Vers 5h30, le vent revient à nouveau et Antoine peut à nouveau dérouler le Gennaker mais seulement pour 2h car le vent refuse (tourné vers l’avant) et Antoine change la voile d’avant pour le code zéro, notre voile de petit temps habituelle en Méditerranée. Nous tirons des bords ainsi toute la journée. À l’intérieur, les jeux de société s’enchaînent. À l’extérieur, alors que nous passons au large du parc éolien de Marseille, nous croisons de nombreux bateaux de pêche de loisir et nous comprenons bientôt pourquoi, la surface de l’eau qui est à peine ridée par les vaguelettes du vent se couvre d’écume et nous voyons des animaux aquatiques sauter hors de l’eau, accompagnés de goélands au-dessus de la zone. Nous identifions à l’aide des jumelles des bancs de thon qui chassent !

Grâce à notre première ligne qui contient le nœud recherché, Antoine retrouve la manière de faire le noeud pour la canne à pêche et nous remettons vite la ligne à l’eau. Nous resterons cependant bredouille car les bancs de thon resterons à l’écart et nous n’irons pas les chercher au moteur comme les bateaux que nous croisons.

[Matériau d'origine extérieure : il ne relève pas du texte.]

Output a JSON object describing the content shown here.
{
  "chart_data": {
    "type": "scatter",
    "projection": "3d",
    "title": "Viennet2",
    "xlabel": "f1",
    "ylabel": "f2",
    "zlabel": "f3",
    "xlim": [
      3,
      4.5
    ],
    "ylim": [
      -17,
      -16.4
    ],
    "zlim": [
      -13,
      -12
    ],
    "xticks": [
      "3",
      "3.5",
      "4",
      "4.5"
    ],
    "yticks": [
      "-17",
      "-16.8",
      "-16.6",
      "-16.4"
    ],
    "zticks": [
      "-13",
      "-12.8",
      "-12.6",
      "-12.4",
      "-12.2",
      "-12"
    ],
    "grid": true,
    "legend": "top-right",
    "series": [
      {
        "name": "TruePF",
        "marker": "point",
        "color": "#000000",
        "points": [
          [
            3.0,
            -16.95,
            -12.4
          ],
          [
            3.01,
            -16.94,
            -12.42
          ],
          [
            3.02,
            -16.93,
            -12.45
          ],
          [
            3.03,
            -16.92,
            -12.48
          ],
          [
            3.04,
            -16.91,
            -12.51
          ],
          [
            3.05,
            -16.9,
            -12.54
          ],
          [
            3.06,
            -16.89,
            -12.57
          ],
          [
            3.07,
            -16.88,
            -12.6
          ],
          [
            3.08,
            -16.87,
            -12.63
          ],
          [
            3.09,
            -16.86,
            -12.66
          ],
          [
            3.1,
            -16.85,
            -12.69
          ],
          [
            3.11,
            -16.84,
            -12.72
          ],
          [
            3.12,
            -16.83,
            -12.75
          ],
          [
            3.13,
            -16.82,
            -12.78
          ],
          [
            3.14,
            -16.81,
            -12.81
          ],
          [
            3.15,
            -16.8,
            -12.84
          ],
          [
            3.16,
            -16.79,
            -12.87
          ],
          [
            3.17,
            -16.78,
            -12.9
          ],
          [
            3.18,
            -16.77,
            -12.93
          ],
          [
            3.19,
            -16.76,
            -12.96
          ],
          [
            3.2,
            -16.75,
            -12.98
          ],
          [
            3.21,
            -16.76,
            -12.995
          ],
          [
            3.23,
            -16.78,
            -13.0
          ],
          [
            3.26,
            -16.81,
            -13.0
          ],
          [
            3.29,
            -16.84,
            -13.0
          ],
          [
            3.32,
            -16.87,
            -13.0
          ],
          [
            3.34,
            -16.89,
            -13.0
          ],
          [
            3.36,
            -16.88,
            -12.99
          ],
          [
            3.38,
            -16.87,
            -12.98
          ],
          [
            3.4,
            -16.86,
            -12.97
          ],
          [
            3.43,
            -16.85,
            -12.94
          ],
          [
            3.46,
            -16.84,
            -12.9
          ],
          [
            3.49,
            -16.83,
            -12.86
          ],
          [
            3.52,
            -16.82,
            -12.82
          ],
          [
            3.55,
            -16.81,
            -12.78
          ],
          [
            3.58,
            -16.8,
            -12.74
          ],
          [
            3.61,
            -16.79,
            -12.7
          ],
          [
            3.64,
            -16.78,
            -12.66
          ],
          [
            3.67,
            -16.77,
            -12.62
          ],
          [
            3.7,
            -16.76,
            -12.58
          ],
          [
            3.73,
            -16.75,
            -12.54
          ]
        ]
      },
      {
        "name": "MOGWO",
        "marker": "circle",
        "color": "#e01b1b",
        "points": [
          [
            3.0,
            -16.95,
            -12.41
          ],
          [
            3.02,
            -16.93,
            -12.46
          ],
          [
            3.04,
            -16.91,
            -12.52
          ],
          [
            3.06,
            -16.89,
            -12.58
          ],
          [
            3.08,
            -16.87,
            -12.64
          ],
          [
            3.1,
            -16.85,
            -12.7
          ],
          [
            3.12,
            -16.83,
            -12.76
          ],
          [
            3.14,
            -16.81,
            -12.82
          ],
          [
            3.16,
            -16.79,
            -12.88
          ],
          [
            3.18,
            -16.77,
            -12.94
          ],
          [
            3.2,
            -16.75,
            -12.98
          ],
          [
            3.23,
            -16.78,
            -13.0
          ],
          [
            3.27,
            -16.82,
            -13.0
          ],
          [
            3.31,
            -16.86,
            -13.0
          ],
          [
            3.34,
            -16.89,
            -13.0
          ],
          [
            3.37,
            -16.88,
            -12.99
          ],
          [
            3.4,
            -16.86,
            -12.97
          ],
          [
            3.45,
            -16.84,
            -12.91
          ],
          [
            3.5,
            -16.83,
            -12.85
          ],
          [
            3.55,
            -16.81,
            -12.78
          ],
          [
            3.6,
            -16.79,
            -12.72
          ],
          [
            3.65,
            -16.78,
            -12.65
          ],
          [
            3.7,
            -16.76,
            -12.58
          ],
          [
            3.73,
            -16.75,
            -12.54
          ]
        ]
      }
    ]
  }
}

Alors que nous approchons de l’entrée de la baie de La Grande Motte, longeant la plage de l’Espiguette, nous apercevons à l’AIS un autre Outremer que nous connaissons déjà, El Nido. Nous l’appelons à la VHF et découvrons qu’il s’agit d’un stage d’entraînement avec un skipper Outremer. Ils nous doublent avec leur Gennaker, Antoine essaye de résister à l’envie de remettre à nouveau le gennaker pour rivaliser mais il finit par craquer, et nous remettons à nouveau le gennaker, quelques minutes avant que la nuit ne tombe.

Petite précision technique : en général, pour changer de voile d’avant (Gennaker ou Code Zéro) il nous faut nous priver de la voile pendant toute la manœuvre ou bien dérouler le solent pour garder de la propulsion. Durant cette traversée, nous avons testé le quasi-peeling. Le peeling étant la mise en place d’une voile avant même d’affaler (descendre) celle qu’elle remplace, sans perte de propulsion.

Nous commençons par hisser la nouvelle voile roulée sur sa drisse, en utilisant la contre écoute de l’autre comme écoute pour la nouvelle. Puis nous enroulions l’ancienne voile, larguons l’amure (le bas de la voile) pour fixer la galette d’enroulement sur la nouvelle voile et l’envoyer sur le bout-dehors. Nous pouvons alors dérouler la nouvelle avant même d’affaler l’ancienne déjà roulée.

Quand il y a peu de vent, cela nous évite de nous arrêter, mais nous ne le conseillons pas quand il y a de la mer car les voiles hissées sans être attachées en bas balayent le trampoline et qu’il est difficile de remettre ou défaire la contre écoute du gennaker.

C’est alors que nous nous rendons compte que nous ne pouvons pas « juste » rester à la voile très lentement jusqu’à l’arrivée. D’abord nous ne sommes qu’à quelques centaines de mètres du rivage mais surtout nous avons remarqué avant que le soleil ne se couche qu’il y a de très nombreux casiers avec leurs bouées tout autour de la pointe de l’Espiguette et jusque dans la baie de La Grande Motte. Nous décidons donc d’abréger le stress de heurter ces bouées non-lumineuses et remettons les moteurs pour les deux dernières heures. Il nous faut quand même veiller avec un équipier équipé d’une torche puissante à l’avant pour détecter et éviter les casiers !

Nous mouillons finalement derrière le banc de l’Espiguette, là où nous avions mouillé le premier soir en quittant LGM. Nous achevons notre traversée d’environ 250MN en 2,5j et nous sommes à pied d’œuvre pour nous rendre le lendemain soir au port de La Grande Motte pour le rendez-vous de diagnostic de notre panne de girouette-anémomètre prévu vendredi matin, puis la préparation de nos deux semaines de neuvage qui termineront cette saison 2.